The forthcoming CTC partner event, the HRS Corporate Lodging Forum, the first of which on the Asia Pacific region takes place on 02-Mar-2021 will deliver a platform to better understand the future industry. The eighth annual edition of the flagship event from the business travel hotel solutions provider – entitled ‘Emerge. Stronger. Together.’ – will this year explore what the future of corporate travel might look like, as well as discussing sustainability, elevating traveller satisfaction, and cost savings. Last year, 1400 business travel decision-makers joined to hear the latest trends. CTC readers can register directly here – Emerge. Stronger.
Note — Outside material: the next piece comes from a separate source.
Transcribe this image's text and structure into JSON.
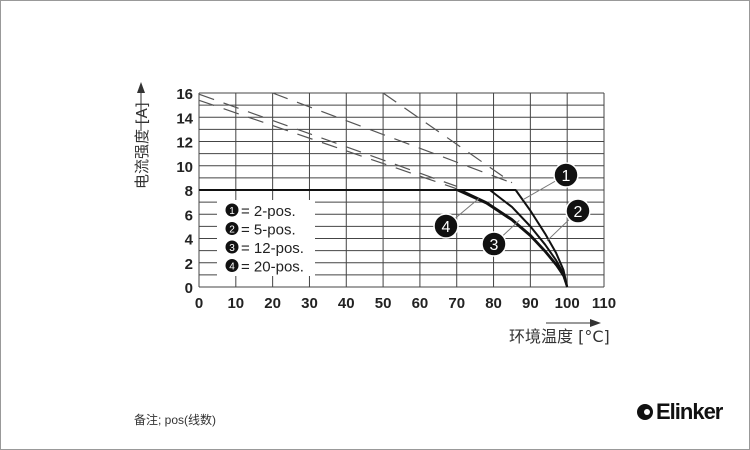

Together. – or via the banner below.
The forum will explore what COVID-19 has taught us and what innovations will transform the industry in the next 3 years; how brands, investors and operators are navigating through a zero cashflow environment; how a green hotel programme can support travel professionals to achieve their company’s sustainability goals; study the latest innovations driving the touchless payments revolution; and consider if this is the end of traditional RFP to a data-led decision making procurement process.
There will also be special deep dive sessions looking at the current situation of the hotel landscape, recovery outlook and market-specific trends in specific country markets, as well as sessions on how hotels can efficiently fill rooms even before vaccines become widespread and the rising demand for extended stays, and how they can be incorporated into travel programmes.
The business travel market had ground to a near halt over the past year as people have learned to communicate via videoconferencing channels without the need to jumping on a plane or staying in a hotel. But they are now coming back will be back and with a stronger flow just as soon as the environment allows, maybe not in the same numbers initially, but certainly with a renewed appetite for travel.